Many also believe there will be increased pressure for the US to forgo its central role in the financial system.

Renewed calls in China for an alternative reserve currency to the greenback will likely grow louder, even if moving there is highly problematic.

Jin Canrong, a professor of international studies at Renmin University and a respected expert on American politics, said China had long sought to diversify its foreign-currency reserves. But with the US market for government bonds the largest and most liquid in the world, it had not found a better alternative.

"We have talked about it for many years, for at least 10 years since entering the [World Trade Organisation]. But, in fact, most of China's foreign-currency reserves are still in US dollars.

"Since the late 1980s, China has raised the idea of establishing a new world order, both politically and economically, but no one has any idea what that could be. China has been a beneficiary [of the existing world order], so why change it?"

Bank of America Merrill Lynch chief economist Saul Eslake said a realignment of the financial order was inevitable, with either the Chinese yuan or a basket of currencies replacing the US dollar. It just might take half a century.

He pointed out that the US became the world's biggest economy in the 1870s and didn't come to dominate the financial system until after World War II. If the US currency and bonds lose their primacy, analysts say a $100 billion benefit from lower interest rates will be lost to the US.

Obama's frustration is that the US economy is showing signs of rejuvenation, only to be sideswiped by the debt debacle. Economic growth is rising, jobs are being created and even the US budget deficit is falling.

The US Federal Reserve has adroitly managed the US emergence from the GFC, through its policy of "quantitative easing", also known as printing money, injecting funds into its banking system, lowering interest rates and restarting the housing sector.

Huge reserves of shale oil and gas have prompted talk of a decoupling from Middle East oil and lower energy prices.

Eslake noted that the economic interdependency of China and the US was a powerful incentive for co-operation between the giant powers.

China is reckoned to be quietly and consistently divesting from US treasuries, and parking its foreign reserves in other assets, including infrastructure and real estate in Western countries. But a rapid selloff of US treasuries by China would cripple the US, send the yuan soaring and deprive China of a vital export market.
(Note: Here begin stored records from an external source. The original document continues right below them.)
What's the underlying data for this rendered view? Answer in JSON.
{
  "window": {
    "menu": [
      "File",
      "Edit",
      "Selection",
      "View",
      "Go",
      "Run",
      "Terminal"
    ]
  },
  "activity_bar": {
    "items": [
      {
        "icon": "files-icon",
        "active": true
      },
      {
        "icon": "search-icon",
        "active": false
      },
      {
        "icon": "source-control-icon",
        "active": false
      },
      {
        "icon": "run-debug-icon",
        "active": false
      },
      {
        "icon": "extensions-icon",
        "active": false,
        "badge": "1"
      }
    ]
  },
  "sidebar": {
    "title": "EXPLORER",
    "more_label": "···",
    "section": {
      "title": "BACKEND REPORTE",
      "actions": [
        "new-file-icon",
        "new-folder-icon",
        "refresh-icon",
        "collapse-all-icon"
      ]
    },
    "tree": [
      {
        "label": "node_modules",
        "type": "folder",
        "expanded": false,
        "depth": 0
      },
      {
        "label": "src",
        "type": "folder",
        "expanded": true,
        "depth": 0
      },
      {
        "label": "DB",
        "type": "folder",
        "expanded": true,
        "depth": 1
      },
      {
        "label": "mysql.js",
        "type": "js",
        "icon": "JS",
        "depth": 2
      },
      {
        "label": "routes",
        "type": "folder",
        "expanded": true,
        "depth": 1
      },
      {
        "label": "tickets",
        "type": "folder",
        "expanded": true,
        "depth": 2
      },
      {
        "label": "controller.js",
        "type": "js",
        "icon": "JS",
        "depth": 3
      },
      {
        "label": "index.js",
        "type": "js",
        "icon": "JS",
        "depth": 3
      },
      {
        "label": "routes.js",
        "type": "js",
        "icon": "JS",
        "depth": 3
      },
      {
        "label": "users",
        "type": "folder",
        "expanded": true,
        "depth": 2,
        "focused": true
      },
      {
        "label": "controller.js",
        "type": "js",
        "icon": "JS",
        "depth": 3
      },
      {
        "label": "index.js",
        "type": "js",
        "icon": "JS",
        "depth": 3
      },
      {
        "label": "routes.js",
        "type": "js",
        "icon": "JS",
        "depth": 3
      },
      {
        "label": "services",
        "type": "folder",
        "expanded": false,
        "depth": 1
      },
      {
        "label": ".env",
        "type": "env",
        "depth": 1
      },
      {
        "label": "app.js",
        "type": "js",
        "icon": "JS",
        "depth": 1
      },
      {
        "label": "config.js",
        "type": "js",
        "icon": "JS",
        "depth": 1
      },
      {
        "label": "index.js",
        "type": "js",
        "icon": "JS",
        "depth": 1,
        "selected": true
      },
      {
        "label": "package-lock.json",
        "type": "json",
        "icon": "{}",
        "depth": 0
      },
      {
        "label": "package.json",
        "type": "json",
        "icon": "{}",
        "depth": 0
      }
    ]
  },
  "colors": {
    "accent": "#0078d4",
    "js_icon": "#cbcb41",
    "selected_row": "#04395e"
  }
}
This "mutually assured destruction" helps Obama, but an end to the immensely damaging episode will depend on a cessation of US political brawling.

The Republican retreat this week in Congress has been widely viewed as a scarifying defeat in the US.

The narrative that the party and its Tea Party wing held the nation - and the world - hostage in a mad attempt to cruel Obama's healthcare reforms has resonated. Polling is dreadful for the Republicans and there are upcoming mid-term congressional elections. It would suggest Obama has some political capital to play with.

Hockey, who was in Washington and New York this week said the "salient lesson" for Australia was to take control of its budget, reduce debt and refocus on growing markets in Asia. Asked about China's response, and the broader geopolitical fallout, Hockey repeated an observation he had made to plenty of politicians, bankers and officials in the US.

"Washington is like being in a home where mum and dad are constantly fighting. The danger is, if it goes on, a time will come when the kids will be looking for another home, they look at moving into the home across the road."